Als het verbouwen van doodgewoon voedsel in onze voortuin zo’n schok teweeg brengt onder onze buurtbewoners, waar zijn we dan in hemelsnaam aangekomen in onze veroveringstocht van de wilde natuur?, zo vraagt Haeg zijn mede-Amerikanen, die naar zijn zeggen nog steeds beïnvloed zijn door de oorspronkelijke pioniersgeest en het idee van de verovering van het wilde westen. Het is vooral een cultureel-politieke vraag. Het is dan ook geen toeval dat Haeg zijn projecten uitvoert als kunstenaar, vaak gevraagd door plaatselijke musea of culturele instellingen. Maar het is ook – zeker gezien zijn focus op de front lawn – ook een primair op Middle America gerichte vraag.  Eén van de acht Edible Estates realiseerde Haeg, gevraagd door Tate Modern, in een Londense wijk. Daar is de actie echter grotendeels ontdaan van de politiek-culturele betekenis die zijn tuinen in de Verenigde Staten wel hebben. We hebben het hier inderdaad al vaker gezien, en al eerder ook. Los van de betekenis die deze tuin voor de buurtbewoners ongetwijfeld heeft, is de angel er wel uit.

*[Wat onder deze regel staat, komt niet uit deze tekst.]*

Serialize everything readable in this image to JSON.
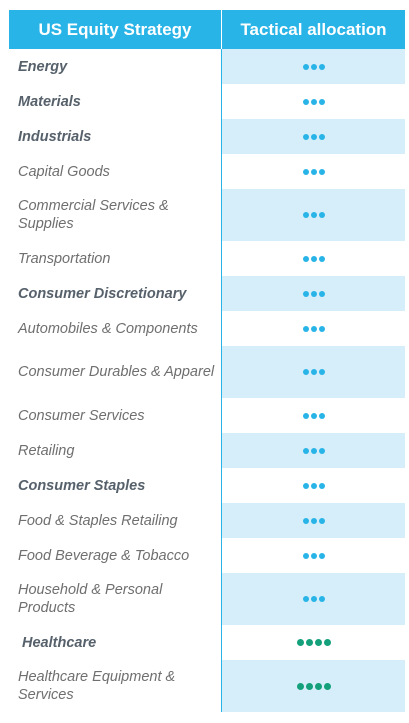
{
  "header": {
    "col1": "US Equity Strategy",
    "col2": "Tactical allocation"
  },
  "colors": {
    "accent": "#29b4e8",
    "shade": "#d5eefa",
    "green_dot": "#13a07a"
  },
  "rows": [
    {
      "label": "Energy",
      "bold": true,
      "dots": 3,
      "dot_color": "blue"
    },
    {
      "label": "Materials",
      "bold": true,
      "dots": 3,
      "dot_color": "blue"
    },
    {
      "label": "Industrials",
      "bold": true,
      "dots": 3,
      "dot_color": "blue"
    },
    {
      "label": "Capital Goods",
      "bold": false,
      "dots": 3,
      "dot_color": "blue"
    },
    {
      "label": "Commercial Services & Supplies",
      "bold": false,
      "dots": 3,
      "dot_color": "blue"
    },
    {
      "label": "Transportation",
      "bold": false,
      "dots": 3,
      "dot_color": "blue"
    },
    {
      "label": "Consumer Discretionary",
      "bold": true,
      "dots": 3,
      "dot_color": "blue"
    },
    {
      "label": "Automobiles & Components",
      "bold": false,
      "dots": 3,
      "dot_color": "blue"
    },
    {
      "label": "Consumer Durables & Apparel",
      "bold": false,
      "dots": 3,
      "dot_color": "blue"
    },
    {
      "label": "Consumer Services",
      "bold": false,
      "dots": 3,
      "dot_color": "blue"
    },
    {
      "label": "Retailing",
      "bold": false,
      "dots": 3,
      "dot_color": "blue"
    },
    {
      "label": "Consumer Staples",
      "bold": true,
      "dots": 3,
      "dot_color": "blue"
    },
    {
      "label": "Food & Staples Retailing",
      "bold": false,
      "dots": 3,
      "dot_color": "blue"
    },
    {
      "label": "Food Beverage & Tobacco",
      "bold": false,
      "dots": 3,
      "dot_color": "blue"
    },
    {
      "label": "Household & Personal Products",
      "bold": false,
      "dots": 3,
      "dot_color": "blue"
    },
    {
      "label": "Healthcare",
      "bold": true,
      "dots": 4,
      "dot_color": "green"
    },
    {
      "label": "Healthcare Equipment & Services",
      "bold": false,
      "dots": 4,
      "dot_color": "green"
    }
  ]
}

Wat dat betreft is de tweede serie die Haeg onder de naam Animal Estates begon in de Europese context wellicht relevanter. het eerste project in deze serie werd gerealiseerd in het Whitney Museum in New York. Op basis van de fantastische Mannahatta project van Eric Sanderson en Markley Boyer, waarbij de totale flora en fauna en het landschap van Manhattan op het moment dat Henry Hudson voet al wal stak, is beschreven, koos Haeg een aantal ‘animal clients’ (sinds kort hanteert Haeg als zijn bureaumotto ‘Animals are my preferred clients’) waarvoor hij vervolgens ‘model homes’ heeft ontworpen. Zo werd de entreeluifel van het museum voorzien van een Bald Eagle-nest van drie meter doorsnede, op het meest waardevolle stukje real estate van New York. En zo nog een stuk of tien verblijven voor uit de stad verdreven dieren, zoals een zonneplatform voor de modderschildpad, een uilennestkastje in een elektriciteitspaal, en een bergje rotsen voor de buidelrat.

Een van de laatste Animal Estates projecten realiseerde hij in Utrecht in samenwerking met Casco. In overleg met lokale deskundigen, bedacht Haeg ‘modelwoningen’ voor de groene kikker, de gierzwaluw, de atalanta (zwart-rode admiraalvlinder), de ijsvogel en de ringslang. Die modelwoningen voor deze op zichzelf doodgewone, maar in dringende ‘woningnood’ verkerende dieren zijn door iedereen na te bouwen. Een bescheiden composthoop (Haegs laatste project is overigens de promotie van het pontificaal positioneren van een compostbak naast de voordeur), een vijvertje, een plankje met rottend fruit, en je bent al halverwege met het oplossen van de dierenwoningnood in eigen omgeving. Iedereen met een beetje buitenruimte bij de eigen woning kan het, de rest kan deze ruimte in de vele vrije hoekjes van de stad zoeken. Geld kost het nauwelijks, onderhoud evenmin. Zodat we ons af moeten vragen waarom we het niet doen, voordat we al te schamper lachen om die gekke Amerikanen met hun heilige front lawn.